Carl Bernstein, um dos repórteres norte-americanos que revelou, ao lado de Bob Woodward, o escândalo do Watergate nos anos 70, considera que esta situação é ainda mais grave do que a que envolveu na altura Richard Nixon e que desencadeou a renúncia do então Presidente.

“Isto não é um déjà-vu. Isto é algo muito pior do que o que aconteceu no Watergate. Esta gravação mostra o que o Presidente está disposto a fazer para enfraquecer o sistema eleitoral. De uma forma ilegal, inapropriada e imoral, Trump está a tentar incitar um golpe para continuar como Presidente dos Estados Unidos”, afirma Carl Bernstein.

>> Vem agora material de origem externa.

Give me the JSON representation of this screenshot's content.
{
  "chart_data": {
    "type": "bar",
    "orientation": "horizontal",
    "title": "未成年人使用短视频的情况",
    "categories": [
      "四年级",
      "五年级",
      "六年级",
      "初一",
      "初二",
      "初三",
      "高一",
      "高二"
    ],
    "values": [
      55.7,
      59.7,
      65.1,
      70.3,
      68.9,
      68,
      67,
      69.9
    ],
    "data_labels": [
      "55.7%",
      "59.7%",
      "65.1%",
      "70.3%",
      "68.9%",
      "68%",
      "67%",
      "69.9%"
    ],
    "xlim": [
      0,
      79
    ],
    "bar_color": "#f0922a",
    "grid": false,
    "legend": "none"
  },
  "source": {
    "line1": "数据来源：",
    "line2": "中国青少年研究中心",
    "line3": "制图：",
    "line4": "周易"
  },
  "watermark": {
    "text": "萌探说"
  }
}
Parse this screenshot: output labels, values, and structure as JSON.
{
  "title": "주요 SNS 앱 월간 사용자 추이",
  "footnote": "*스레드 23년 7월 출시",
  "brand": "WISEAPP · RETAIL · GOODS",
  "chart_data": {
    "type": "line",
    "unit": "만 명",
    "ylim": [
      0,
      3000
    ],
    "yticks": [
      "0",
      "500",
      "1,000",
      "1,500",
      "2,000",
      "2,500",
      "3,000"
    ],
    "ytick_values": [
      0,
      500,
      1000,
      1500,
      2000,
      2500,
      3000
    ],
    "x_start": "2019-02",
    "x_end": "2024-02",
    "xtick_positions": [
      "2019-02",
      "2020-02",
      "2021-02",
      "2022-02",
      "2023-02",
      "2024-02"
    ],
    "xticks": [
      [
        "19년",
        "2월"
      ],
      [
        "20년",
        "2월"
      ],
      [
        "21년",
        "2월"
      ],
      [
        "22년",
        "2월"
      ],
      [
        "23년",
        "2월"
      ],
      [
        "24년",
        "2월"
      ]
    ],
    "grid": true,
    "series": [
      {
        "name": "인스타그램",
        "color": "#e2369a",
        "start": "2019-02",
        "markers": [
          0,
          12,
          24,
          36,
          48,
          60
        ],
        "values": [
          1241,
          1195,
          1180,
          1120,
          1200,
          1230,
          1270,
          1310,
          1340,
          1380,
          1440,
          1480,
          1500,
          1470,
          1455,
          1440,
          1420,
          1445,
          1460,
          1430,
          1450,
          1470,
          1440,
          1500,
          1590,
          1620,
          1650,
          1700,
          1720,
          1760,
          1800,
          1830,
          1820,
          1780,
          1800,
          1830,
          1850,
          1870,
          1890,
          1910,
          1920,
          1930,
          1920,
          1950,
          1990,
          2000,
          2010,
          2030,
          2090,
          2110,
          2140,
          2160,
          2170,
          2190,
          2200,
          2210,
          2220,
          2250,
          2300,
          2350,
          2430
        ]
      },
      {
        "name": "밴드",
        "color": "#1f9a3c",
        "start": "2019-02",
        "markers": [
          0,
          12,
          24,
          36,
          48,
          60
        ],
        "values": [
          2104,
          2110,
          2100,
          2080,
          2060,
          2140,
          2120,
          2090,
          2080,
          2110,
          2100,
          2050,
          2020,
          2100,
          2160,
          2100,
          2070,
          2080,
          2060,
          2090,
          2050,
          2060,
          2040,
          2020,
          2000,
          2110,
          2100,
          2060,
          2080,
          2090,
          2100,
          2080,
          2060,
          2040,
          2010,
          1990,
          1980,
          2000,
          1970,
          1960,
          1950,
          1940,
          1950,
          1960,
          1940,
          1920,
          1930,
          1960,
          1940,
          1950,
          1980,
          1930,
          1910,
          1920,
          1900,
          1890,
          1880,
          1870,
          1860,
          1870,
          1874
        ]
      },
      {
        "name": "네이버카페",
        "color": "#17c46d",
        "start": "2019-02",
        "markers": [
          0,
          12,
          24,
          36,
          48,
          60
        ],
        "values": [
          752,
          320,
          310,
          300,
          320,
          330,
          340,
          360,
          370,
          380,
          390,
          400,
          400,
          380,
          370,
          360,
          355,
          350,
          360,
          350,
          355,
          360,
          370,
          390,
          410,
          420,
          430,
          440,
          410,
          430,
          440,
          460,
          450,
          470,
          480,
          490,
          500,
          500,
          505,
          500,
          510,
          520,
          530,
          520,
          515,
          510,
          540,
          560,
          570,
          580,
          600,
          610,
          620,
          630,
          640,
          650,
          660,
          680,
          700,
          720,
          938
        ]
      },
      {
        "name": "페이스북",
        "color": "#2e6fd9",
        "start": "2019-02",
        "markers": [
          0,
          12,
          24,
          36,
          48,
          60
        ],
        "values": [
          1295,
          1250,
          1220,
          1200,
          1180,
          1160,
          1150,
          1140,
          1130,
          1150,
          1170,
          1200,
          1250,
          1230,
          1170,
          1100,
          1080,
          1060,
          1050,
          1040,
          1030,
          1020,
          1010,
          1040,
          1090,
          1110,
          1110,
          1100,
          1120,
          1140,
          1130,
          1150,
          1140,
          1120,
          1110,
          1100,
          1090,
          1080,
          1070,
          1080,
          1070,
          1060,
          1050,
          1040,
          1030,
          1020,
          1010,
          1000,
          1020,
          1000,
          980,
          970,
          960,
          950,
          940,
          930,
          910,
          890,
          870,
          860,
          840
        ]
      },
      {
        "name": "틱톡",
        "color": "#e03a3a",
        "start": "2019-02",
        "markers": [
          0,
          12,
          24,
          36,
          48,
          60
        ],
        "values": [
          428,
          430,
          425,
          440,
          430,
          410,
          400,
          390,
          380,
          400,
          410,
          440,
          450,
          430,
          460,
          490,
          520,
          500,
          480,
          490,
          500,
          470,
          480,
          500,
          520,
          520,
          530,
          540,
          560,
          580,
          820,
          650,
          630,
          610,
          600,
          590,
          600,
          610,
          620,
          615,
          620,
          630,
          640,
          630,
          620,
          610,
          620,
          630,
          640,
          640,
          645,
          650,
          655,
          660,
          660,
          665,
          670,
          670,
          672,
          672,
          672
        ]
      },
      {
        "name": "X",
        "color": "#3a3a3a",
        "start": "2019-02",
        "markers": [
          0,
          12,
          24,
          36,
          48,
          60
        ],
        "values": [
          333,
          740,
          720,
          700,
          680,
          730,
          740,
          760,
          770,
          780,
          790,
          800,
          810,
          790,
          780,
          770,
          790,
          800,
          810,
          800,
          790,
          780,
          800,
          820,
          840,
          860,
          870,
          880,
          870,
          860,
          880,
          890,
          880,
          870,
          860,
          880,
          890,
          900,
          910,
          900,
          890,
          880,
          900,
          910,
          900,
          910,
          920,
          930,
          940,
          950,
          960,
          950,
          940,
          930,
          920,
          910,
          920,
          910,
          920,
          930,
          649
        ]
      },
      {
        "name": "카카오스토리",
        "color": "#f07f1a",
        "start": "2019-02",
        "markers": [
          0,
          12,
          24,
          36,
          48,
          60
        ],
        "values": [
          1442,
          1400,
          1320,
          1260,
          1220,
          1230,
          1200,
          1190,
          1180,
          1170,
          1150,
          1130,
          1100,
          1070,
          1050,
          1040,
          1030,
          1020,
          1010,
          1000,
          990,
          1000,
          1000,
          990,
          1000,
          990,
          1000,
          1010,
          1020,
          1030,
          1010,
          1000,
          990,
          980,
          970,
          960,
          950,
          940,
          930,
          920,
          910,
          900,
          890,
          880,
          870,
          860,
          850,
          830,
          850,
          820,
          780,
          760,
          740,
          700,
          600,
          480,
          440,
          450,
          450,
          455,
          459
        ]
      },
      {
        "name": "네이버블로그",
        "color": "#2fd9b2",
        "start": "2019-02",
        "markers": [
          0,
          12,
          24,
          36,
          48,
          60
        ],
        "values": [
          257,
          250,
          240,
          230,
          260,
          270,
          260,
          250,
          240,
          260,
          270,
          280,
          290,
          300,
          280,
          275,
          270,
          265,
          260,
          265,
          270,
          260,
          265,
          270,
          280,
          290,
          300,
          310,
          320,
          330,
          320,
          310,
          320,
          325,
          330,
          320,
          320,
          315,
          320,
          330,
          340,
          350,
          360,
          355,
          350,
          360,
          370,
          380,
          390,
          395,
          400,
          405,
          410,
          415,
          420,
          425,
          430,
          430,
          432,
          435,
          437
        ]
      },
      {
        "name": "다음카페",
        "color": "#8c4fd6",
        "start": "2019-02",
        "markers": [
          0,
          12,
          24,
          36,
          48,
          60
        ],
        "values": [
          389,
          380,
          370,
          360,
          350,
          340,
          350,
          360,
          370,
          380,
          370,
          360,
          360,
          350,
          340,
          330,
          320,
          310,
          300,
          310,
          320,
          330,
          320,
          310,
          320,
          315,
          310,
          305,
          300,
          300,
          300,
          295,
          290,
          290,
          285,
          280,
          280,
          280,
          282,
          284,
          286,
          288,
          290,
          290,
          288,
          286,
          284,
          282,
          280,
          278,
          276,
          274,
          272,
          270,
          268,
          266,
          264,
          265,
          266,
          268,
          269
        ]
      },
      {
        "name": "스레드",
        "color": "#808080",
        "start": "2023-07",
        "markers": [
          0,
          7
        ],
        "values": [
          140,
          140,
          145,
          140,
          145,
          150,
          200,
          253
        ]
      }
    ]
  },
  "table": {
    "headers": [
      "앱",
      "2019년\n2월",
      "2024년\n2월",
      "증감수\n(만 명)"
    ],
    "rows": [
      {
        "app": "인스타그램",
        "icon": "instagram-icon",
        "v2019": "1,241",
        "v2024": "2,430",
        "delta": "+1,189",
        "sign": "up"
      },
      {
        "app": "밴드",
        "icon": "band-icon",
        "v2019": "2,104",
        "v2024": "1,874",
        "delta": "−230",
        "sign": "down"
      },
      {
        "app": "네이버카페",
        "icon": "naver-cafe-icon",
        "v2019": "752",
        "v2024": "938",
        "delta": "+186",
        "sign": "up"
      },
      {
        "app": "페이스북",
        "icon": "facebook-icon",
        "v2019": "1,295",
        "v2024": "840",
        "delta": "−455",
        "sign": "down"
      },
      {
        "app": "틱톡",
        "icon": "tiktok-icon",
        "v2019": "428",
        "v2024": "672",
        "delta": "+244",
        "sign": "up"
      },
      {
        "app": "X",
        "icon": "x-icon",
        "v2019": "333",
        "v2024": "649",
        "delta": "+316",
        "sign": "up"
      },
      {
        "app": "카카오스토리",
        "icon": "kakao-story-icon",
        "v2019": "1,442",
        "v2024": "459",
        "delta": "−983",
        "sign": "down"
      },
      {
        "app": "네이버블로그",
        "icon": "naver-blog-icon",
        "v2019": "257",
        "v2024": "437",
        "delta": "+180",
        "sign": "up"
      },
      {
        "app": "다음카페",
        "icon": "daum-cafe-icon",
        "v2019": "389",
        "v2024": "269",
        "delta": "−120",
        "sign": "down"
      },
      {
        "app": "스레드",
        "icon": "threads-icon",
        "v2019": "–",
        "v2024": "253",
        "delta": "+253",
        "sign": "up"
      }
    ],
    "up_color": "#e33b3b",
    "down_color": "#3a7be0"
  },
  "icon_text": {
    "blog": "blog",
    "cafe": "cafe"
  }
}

Num tweet, Adam Schiff, uma das principais figuras no julgamento de impeachment de Donald Trump em 2019-2020, considerou que este é mais um momento em que "o desprezo de Trump pela democracia fica exposto".



"Pressionar um responsável eleitoral para 'encontrar' votos de forma a que possa vencer é uma ação potencialmente criminosa e outro flagrante abuso de poder por parte de um homem corrupto, que seria um déspota se o permitissemos. Não vamos permitir", acrescentou.